Tuesday, December 16, 2014

Who Just Said "The Market Mechanism Just Doesn't Work" In Education?

Posted By on Tue, Dec 16, 2014 at 9:29 AM

If I wrote, "The market mechanism just doesn't work in education," I'd expect two responses. Some people would nod their heads in agreement, and others would say, "Typical garbage from that America-hating socialist who doesn't think our children should be able to escape our failing public schools."

But what if the person who said that began her statement by saying, "I actually am kind of a pro-market kinda girl. But it doesn't seem to work in a choice environment for education"?

The "pro-market kinda girl" is Margaret Raymond, founding director of the Center for Research on Education Outcomes, usually known by its acronym, CREDO. It's part of the Hoover Institute, not exactly a wild-eyed liberal think tank, and it's funded by pro-privatization, pro-charter types like the Walton Foundation (That's the WalMart family). One of the major missions of CREDO is to study and promote charter schools. Raymond is married to Eric Hanushek, who also works at the Hoover Institute and is one of the deans of the conservative "education reform" movement.

For all her pro-market, pro-charter leanings, Raymond appears to value serious research, which is why I've read her two CREDO studies on the effectiveness of charter schools with interest. They compared similar students in charters and "traditional" — read, "school district" — schools. In the first study, charter school children came out slightly behind "traditional" school students in achievement. In the more recent study, charter school students came out slightly ahead. Actually, both studies were pretty much a wash. It's like saying charter school kids are taller or shorter than "traditional" school kids because their average height differed by a quarter of an inch.

CREDO's latest report looked at charter schools in Ohio, and they didn't look good.

[I]t finds that charter school students in the state are learning less than students in traditional public schools, the equivalent of 36 days of learning in math and 14 days in reading.

In the national CREDO studies, by the way, Arizona's charter school students lagged significantly behind "traditional" school students ("But . . . but . . . we have BASIS, the best charter school in the universe! Doesn't that mean Arizona's charters are better than district schools?" No it doesn't. And no, BASIS isn't the best charter school in the universe. It gets great test scores from high achieving students, a trick many schools have figured out how to do). In some other states, charters topped "traditional" schools, sometimes significantly, which is why on average, charters and "traditional" schools came out pretty much even in the national studies.

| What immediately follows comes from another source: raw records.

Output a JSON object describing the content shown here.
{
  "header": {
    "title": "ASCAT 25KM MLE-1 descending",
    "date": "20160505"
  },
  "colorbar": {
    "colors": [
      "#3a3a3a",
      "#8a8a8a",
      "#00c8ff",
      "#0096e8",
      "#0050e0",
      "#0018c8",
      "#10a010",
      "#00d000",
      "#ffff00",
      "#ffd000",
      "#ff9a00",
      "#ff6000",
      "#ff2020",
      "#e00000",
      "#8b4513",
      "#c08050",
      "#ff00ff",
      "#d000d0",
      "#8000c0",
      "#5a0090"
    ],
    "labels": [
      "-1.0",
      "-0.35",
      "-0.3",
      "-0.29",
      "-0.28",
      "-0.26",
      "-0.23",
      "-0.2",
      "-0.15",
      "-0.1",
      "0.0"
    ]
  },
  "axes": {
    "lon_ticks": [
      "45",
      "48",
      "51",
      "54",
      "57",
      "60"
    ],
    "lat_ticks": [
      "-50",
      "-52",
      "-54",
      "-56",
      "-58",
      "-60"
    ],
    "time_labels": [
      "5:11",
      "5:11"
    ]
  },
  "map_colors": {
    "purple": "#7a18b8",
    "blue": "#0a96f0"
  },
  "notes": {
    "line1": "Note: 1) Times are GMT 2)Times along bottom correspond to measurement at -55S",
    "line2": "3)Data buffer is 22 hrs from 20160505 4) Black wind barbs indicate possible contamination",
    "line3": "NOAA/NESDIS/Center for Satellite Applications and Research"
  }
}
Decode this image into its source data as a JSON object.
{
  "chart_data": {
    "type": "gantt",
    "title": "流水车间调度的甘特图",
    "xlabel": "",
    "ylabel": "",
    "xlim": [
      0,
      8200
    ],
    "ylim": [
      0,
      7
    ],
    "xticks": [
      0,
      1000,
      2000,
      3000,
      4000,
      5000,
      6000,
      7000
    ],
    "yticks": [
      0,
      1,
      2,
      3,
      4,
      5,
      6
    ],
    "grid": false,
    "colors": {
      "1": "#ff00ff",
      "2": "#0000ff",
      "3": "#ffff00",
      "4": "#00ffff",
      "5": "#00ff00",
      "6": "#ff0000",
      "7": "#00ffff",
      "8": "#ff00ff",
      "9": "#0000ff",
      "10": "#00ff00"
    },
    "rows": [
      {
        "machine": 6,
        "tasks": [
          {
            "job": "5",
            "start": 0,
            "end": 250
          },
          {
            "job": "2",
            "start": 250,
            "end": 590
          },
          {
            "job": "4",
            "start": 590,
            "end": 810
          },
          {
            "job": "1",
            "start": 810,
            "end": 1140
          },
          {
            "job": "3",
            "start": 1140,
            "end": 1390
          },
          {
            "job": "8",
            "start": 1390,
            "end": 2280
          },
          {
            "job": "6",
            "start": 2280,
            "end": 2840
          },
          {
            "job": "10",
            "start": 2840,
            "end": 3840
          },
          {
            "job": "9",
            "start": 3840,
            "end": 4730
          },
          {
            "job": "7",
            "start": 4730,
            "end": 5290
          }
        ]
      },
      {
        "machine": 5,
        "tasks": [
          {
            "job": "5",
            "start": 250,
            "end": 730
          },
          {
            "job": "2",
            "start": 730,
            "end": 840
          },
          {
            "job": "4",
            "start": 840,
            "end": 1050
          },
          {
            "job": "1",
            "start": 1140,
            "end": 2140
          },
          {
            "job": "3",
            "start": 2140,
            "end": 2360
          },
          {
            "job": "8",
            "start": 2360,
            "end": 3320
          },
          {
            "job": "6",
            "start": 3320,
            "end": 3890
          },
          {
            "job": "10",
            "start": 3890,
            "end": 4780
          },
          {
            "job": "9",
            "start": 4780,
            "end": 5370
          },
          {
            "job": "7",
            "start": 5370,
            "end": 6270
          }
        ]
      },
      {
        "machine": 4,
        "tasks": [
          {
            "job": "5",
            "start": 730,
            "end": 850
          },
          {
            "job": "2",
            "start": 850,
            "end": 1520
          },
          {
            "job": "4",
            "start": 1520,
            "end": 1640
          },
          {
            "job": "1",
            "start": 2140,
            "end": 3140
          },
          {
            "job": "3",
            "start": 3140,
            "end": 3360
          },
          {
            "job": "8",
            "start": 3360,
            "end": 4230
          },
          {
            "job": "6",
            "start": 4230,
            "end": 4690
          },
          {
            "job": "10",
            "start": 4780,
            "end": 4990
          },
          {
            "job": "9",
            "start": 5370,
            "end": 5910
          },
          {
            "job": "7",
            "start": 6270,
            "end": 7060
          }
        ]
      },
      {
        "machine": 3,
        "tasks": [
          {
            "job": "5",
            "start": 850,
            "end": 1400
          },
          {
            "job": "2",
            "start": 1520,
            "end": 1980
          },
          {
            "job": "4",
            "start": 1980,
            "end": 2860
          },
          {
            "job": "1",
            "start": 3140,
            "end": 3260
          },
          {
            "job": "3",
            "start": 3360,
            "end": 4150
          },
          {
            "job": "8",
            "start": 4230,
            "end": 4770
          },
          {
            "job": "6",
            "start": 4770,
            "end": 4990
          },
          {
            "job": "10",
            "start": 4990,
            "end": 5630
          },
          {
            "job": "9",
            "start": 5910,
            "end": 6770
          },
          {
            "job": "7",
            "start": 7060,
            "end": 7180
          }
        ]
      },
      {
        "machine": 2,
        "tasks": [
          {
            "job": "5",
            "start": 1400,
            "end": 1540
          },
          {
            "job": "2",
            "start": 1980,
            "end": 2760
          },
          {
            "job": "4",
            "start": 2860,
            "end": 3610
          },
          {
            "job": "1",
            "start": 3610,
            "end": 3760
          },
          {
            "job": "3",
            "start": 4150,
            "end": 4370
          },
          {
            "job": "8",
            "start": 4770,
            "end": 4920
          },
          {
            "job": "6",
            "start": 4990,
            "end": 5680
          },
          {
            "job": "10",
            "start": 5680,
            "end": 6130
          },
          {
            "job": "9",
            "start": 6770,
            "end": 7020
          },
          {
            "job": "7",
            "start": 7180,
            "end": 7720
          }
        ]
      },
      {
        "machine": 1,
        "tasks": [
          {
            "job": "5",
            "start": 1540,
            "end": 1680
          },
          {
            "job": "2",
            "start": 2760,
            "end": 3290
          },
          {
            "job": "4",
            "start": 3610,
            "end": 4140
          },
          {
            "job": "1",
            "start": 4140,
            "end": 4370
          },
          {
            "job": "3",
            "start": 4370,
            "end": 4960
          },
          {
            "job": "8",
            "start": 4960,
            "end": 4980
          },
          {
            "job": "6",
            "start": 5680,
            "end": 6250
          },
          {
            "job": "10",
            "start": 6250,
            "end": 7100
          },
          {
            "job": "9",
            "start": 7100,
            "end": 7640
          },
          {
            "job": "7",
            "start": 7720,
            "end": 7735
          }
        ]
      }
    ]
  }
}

Here's what Raymond said in a recent talk in Ohio discussing the CREDO report that slammed the state's charter schools.

I actually am kind of a pro-market kinda girl. But it doesn’t seem to work in a choice environment for education. I’ve studied competitive markets for much of my career. That’s my academic focus for my work. And it’s [education] the only industry/sector where the market mechanism just doesn’t work. I think it’s not helpful to expect parents to be the agents of quality assurance throughout the state.

Raymond wasn't making an anti-charter or anti-school choice statement. She was saying that parents can't be expected to make intelligent school decisions about where to send their children with the scanty information they have at their disposal.

I think the policy environment really needs to focus on creating much more information and transparency about performance than we’ve had for the 20 years of the charter school movement. I think we need to have a greater degree of oversight of charter schools, but I also think we have to have some oversight of the overseers.

Both Arizona and Ohio have been referred to as the "Wild west of charter schools" because they're so lacking transparency and oversight. Here in Arizona, that's how the system was designed, so the "invisible hand of the marketplace" would raise the good schools and drive the rest out of business. According to Raymond, it's not working so well in Arizona or Ohio or anywhere else where it's easy to start charter schools and there's little oversight once they're up and running.